Modernity has undermined Somali tradition in subtle ways. Before his role had been subordinated to that of post-colonial Somali politician, a traditional leader asked four questions: What happened? What did one say about or for our clan? What does the other clan owe us in terms of blood money? What do we owe the other clan? The Somali politician has appropriated some of those questions but added a fifth one: In which clan’s hands is state power (perceived to be)?
Unlike the traditional Somali clan, the modern clan is dependent on the largesse of the post-colonial Somali politician who makes political decisions about attacking a given hamlet or district in the hope of gaining political power at district or national level. The Somali politician who acquires state or militia power benefits from the trappings of modernity but abuses it to achieve exclusive political goals.
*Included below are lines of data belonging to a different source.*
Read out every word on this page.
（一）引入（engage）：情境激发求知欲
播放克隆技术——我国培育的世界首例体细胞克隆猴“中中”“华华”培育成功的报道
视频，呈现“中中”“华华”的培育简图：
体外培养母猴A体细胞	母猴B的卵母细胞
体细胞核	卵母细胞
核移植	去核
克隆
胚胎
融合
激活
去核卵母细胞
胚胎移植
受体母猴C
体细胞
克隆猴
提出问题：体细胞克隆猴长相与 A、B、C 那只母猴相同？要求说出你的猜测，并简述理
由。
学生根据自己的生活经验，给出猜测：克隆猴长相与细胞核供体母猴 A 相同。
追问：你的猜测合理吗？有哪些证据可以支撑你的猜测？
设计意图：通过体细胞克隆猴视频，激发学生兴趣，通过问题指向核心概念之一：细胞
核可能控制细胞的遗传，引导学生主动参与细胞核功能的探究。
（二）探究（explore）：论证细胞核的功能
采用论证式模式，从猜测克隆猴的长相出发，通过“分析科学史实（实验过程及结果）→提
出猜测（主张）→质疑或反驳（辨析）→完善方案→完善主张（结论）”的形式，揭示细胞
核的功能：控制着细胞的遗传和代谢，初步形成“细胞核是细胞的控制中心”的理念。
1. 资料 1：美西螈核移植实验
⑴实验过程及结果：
To reductively interpret such a situation as the outcome of a traditional Somali clan conflict is to ignore the plight of Somalis who suffer at the hands of powerful political actors who justified and justify human rights violations in the name of the state (in the case of the former military dictatorship) or in the name of the search for state power (in the case of warlords, regional administrations and extremist groups).
Professor Samatar was alive to the self-perpetuating trend of powerful politicians who form clan armies, armed extremist groups, and clannish intelligence services to have a better chance at acquiring or consolidating state power in the hands of clansmen. The emergence of religious extremism in Somalia owes a lot to the valorising of tradition-based conceptions of the Somali political conflict. “Somalia will never be a territory for Islamic terrorists. The clan structure trumps devotion to Islam in Somalia,” Professor Samatar told a reporter from PolicyMic. Is it because Somalis of the past were sceptical of absolute justice or were they aware that the traditional Somali Sheikh had no coercive power to bank on and preferred to side with his clansmen? The Somali saying fiqi tolkiis kama janna-tago (a Sheikh will not put paradise over supporting his clansmen) speaks as much to bias in religious judgement as awareness about the limits of the Sheikh’s power in a nomadic context.
Professor Samatar plumbed Somali oral tradition for insights to understand and explain political and social trends in Somalia. A society whose language remained unwritten until 1972 and that relied on oral tradition for far too long has literature that, from time to time, illuminates aspects of the Somali predicament. But acknowledging that the same oral tradition is riddled with conflicting accounts on events by poets or by anonymous story makers and gossip-mongers does not mean that political history in Somalia is simply a matter of either contesting narratives of equal validity or reducing the Somali turmoil to one phenomenon. This insight, I think, is one of Professor Said Sheikh Samatar’s great contributions to Somali historiography.